The drop out rate is much higher than 34 percent of American, 25 percent of Chinese and 21 percent of Indian students.
The results come from tracking 1,400 Korean students registered at 14 top American universities - Harvard, Yale, Cornell, Columbia, Stanford, UC Berkeley, UC Davis, Amherst College, Duke, Georgetown, Brown, Dartmouth, Pennsylvania and Princeton - between 1985 and 2007.
As of 2007, 62,392 Korean students were taking undergraduate or graduate courses in America schools, accounting for 10.7 percent of all foreign students in the country, said the Institute of International Education, a non-profit organization. For instance, Harvard University has 37 Korean undergraduates, the third largest behind Canada and Britain.
Kim said in the thesis that such a high dropout rate is largely attributable to Korean parents forcing their children to study rather than participate in extracurricular activities, an essential part of overseas education for foreign students to acclimate themselves to American society and get a good job in the long run.

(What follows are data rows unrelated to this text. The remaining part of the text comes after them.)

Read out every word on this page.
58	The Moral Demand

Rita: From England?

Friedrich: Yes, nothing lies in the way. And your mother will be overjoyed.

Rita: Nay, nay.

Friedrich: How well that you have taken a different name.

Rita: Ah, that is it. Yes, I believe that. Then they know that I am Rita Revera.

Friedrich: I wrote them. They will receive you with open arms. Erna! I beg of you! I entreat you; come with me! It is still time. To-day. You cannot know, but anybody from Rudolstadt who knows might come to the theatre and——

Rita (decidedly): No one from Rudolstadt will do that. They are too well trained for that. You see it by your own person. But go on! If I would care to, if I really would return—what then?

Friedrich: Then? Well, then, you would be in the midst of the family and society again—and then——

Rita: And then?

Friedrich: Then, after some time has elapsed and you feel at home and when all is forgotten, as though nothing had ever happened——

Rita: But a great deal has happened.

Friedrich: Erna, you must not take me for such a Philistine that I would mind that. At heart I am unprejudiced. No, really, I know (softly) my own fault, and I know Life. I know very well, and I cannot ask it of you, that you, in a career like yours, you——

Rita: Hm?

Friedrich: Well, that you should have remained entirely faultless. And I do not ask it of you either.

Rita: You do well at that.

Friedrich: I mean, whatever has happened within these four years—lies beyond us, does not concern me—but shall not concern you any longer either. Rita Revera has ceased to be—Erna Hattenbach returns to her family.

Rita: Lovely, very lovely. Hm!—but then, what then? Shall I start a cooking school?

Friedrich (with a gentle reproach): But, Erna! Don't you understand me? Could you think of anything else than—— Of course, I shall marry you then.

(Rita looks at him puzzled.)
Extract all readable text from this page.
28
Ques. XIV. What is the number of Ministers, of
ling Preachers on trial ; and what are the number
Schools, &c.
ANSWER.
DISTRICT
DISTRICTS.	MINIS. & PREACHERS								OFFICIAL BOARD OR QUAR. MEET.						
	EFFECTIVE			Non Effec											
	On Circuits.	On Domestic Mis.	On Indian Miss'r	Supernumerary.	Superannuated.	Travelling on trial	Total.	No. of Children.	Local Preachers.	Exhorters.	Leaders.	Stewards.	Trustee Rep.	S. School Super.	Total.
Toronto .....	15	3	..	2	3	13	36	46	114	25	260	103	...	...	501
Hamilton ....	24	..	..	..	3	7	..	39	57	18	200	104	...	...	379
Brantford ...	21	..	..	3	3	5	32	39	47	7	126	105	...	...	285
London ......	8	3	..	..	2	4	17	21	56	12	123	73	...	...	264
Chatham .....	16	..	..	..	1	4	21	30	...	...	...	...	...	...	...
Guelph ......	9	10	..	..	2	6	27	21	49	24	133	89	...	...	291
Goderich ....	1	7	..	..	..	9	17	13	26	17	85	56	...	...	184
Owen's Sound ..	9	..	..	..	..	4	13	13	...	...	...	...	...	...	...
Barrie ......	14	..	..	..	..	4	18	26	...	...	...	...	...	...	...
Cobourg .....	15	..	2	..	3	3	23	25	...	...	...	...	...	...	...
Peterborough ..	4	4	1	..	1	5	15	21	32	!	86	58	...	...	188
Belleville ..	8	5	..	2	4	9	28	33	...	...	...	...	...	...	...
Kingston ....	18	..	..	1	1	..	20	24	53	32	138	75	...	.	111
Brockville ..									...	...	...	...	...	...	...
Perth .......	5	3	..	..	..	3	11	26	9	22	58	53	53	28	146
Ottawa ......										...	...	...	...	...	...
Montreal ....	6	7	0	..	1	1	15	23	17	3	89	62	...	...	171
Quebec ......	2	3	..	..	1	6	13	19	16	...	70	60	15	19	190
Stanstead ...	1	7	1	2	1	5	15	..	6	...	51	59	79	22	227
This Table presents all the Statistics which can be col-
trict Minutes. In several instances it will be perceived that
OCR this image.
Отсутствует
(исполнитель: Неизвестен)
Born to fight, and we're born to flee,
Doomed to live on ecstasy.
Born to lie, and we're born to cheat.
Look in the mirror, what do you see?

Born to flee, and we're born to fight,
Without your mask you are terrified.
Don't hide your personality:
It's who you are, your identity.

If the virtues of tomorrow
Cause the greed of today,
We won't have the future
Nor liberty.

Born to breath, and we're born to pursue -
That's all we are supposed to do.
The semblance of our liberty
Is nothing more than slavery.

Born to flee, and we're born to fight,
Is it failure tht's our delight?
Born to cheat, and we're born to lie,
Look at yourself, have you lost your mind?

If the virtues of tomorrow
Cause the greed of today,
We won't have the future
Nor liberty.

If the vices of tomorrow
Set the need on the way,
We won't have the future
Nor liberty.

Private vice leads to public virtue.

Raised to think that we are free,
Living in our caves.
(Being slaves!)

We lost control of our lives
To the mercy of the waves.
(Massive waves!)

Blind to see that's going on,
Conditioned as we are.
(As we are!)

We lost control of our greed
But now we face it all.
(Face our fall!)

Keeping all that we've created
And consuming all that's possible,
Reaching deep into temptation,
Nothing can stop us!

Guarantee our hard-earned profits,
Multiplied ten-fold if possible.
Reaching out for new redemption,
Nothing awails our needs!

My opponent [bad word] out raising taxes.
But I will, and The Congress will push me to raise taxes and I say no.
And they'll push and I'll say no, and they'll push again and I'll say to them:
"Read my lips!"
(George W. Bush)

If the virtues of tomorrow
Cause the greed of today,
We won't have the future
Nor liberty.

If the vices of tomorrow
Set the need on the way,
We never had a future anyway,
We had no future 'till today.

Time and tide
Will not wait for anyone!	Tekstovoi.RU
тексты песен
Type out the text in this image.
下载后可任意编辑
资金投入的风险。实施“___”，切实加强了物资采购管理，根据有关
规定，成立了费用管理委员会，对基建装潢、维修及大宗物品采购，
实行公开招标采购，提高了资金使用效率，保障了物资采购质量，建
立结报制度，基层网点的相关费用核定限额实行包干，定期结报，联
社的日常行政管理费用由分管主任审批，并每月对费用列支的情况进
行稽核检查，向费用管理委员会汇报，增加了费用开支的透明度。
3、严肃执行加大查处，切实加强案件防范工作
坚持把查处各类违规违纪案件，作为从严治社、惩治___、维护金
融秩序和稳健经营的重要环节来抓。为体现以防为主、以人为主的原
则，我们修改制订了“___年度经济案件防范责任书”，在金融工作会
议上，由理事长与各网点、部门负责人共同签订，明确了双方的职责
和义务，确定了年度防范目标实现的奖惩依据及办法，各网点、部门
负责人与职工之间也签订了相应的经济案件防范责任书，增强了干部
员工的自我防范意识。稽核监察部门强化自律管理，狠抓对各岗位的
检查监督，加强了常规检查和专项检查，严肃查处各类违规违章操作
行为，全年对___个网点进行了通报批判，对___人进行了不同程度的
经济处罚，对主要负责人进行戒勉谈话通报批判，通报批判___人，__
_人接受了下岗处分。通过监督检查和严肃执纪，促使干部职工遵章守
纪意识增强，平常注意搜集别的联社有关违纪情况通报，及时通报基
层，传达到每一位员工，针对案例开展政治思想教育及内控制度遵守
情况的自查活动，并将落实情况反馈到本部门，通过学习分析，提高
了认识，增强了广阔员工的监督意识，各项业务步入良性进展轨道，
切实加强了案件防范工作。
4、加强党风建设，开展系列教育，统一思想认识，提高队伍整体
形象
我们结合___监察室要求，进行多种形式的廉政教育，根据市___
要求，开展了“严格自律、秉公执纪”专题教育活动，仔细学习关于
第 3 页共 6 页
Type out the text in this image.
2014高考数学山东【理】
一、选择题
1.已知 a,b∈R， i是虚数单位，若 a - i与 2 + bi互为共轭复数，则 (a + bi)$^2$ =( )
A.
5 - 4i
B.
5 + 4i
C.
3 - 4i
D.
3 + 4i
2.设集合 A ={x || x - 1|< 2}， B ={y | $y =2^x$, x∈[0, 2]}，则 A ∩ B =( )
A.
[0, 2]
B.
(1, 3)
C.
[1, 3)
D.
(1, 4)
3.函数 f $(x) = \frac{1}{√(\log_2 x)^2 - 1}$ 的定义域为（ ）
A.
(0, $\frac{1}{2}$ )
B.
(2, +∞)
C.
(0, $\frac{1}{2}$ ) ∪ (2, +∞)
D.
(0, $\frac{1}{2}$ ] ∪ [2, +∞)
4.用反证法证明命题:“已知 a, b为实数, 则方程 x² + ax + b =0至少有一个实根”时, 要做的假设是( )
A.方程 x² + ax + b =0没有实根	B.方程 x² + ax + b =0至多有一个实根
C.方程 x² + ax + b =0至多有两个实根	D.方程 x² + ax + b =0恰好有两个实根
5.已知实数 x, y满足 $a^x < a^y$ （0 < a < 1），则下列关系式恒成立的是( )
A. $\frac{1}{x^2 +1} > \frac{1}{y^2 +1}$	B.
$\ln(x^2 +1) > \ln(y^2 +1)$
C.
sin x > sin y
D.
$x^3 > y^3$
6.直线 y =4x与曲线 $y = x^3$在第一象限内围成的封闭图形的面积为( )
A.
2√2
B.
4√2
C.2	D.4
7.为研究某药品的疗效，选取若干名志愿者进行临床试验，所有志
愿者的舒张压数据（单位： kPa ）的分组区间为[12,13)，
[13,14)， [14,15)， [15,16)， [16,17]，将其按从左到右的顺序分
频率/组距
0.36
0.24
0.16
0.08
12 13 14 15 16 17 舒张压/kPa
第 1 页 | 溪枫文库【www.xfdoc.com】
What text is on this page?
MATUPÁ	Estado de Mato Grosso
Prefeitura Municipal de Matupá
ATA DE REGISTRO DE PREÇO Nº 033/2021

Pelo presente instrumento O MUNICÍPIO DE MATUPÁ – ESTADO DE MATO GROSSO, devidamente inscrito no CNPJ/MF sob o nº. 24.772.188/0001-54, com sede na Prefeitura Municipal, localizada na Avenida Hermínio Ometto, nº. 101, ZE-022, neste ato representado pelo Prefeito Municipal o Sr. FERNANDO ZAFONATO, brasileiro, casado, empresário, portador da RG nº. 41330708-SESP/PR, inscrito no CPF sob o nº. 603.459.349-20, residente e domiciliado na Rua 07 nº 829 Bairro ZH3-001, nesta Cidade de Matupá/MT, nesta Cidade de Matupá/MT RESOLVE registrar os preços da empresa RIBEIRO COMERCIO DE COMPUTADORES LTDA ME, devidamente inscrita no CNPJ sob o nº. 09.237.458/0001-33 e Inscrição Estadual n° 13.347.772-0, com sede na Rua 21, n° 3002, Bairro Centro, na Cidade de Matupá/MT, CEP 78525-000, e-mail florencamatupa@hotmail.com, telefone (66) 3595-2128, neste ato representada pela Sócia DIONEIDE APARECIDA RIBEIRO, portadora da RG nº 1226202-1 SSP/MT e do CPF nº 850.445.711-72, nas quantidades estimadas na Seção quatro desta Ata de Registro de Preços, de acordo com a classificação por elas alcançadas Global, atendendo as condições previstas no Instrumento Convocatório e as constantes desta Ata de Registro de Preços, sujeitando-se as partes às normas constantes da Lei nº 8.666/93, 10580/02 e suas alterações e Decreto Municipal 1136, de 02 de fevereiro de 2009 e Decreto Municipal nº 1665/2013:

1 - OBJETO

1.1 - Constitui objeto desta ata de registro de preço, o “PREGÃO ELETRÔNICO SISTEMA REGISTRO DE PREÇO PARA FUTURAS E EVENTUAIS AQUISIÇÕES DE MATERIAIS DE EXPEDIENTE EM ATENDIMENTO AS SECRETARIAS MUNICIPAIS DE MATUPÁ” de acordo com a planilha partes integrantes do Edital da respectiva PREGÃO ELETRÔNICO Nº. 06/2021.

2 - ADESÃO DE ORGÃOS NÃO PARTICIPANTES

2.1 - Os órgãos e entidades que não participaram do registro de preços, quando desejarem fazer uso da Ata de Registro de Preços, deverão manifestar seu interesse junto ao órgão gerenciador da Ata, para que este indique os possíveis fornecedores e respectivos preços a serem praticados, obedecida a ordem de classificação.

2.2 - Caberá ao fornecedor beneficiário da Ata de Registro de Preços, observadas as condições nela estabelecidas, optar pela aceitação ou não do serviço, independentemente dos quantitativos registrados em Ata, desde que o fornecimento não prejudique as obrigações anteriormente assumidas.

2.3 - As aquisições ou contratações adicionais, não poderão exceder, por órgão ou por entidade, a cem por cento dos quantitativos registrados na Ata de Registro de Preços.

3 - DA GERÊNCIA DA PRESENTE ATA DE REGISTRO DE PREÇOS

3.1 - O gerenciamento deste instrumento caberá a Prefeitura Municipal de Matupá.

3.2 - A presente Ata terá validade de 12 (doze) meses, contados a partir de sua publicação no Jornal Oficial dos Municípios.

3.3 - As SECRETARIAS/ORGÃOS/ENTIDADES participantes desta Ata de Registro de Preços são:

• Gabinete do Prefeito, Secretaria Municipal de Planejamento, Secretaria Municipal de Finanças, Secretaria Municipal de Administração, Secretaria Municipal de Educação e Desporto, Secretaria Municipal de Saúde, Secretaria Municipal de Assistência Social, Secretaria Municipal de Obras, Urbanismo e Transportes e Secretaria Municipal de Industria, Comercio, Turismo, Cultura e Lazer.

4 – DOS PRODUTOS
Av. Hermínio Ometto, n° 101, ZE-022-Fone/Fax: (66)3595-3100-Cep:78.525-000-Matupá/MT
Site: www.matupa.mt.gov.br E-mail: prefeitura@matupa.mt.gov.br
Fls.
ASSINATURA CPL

While teaching in Korea, I'd wrap up my lessons with my high school students at 3:00 PM, and bump into them again as they left their other cram schools at 10:00 PM. The poor kids were heading home to complete their regular classroom homework with the hours they had left in the night. The amount of time, effort, and money that families put towards education in Korea is mind boggling. But that's precisely what it takes to move up in Korean society today.